Implication: Longer, more detailed outputs in agentic pipelines do not signal higher reliability.

E. Clinical Severity of Errors

Severity Distribution: Of the 572 incorrect outputs, 72% were associated with moderate or high clinical severity (potential for significant patient harm).
Inter-rater Reliability: Agreement among radiologists on severity was low ( $\kappa=0.02$ ), indicating that the clinical impact of errors is highly context-dependent and difficult to standardize.
Orthogonality: Improvements in stability and robustness did not eliminate high-severity error modes.

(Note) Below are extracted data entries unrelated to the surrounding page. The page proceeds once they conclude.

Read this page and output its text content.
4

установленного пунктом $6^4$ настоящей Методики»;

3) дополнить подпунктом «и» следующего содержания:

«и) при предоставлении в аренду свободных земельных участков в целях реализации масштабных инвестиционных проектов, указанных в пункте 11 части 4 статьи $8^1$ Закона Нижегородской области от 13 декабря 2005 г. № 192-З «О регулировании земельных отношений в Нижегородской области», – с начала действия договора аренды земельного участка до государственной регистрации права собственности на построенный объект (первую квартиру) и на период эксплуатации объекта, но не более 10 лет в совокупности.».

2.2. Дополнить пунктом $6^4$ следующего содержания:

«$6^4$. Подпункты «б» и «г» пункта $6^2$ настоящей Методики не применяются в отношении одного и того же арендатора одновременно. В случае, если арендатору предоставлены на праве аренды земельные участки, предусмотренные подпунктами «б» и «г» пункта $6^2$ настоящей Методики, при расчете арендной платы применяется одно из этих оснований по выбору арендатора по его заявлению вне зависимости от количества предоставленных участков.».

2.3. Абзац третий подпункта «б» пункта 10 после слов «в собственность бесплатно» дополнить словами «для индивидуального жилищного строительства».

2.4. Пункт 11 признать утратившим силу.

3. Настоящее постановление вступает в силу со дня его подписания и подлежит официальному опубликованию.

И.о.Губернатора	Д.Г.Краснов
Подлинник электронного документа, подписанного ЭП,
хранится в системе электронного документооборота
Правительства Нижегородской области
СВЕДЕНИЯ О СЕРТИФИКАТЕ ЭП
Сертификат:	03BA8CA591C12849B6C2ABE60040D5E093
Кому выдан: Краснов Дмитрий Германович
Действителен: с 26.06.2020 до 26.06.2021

5. Significance and Implications

Safety-Aware Evaluation: The study argues that accuracy metrics alone are insufficient for clinical AI. Evaluators must assess stability (do models agree?), robustness (do they agree on the right answer?), and tail risks (do they synchronize on wrong answers?).
Agentic Trade-offs: While agentic retrieval-augmented reasoning generally improves collective reliability and reduces decision dispersion, it introduces a risk of synchronized failure. If the retrieved evidence is flawed, diverse models may converge on the same error, creating a false sense of security through high consensus.
Deployment Guidance:
- High consensus should not be blindly trusted as a signal of correctness.
- Response verbosity should not be used as a confidence metric.
- Systems should be evaluated for "collapse" scenarios where model diversity fails to protect against shared-context errors.
Future Directions: The authors call for multimodal evaluations (incorporating images), prospective clinical validation, and retrieval strategies that introduce diversity to prevent synchronized errors.

In summary, the paper demonstrates that while agentic retrieval-augmented reasoning makes LLMs more consistent and generally more robust in radiology QA, it fundamentally reshapes the error landscape, potentially concentrating errors in ways that require new safety monitoring frameworks beyond simple accuracy.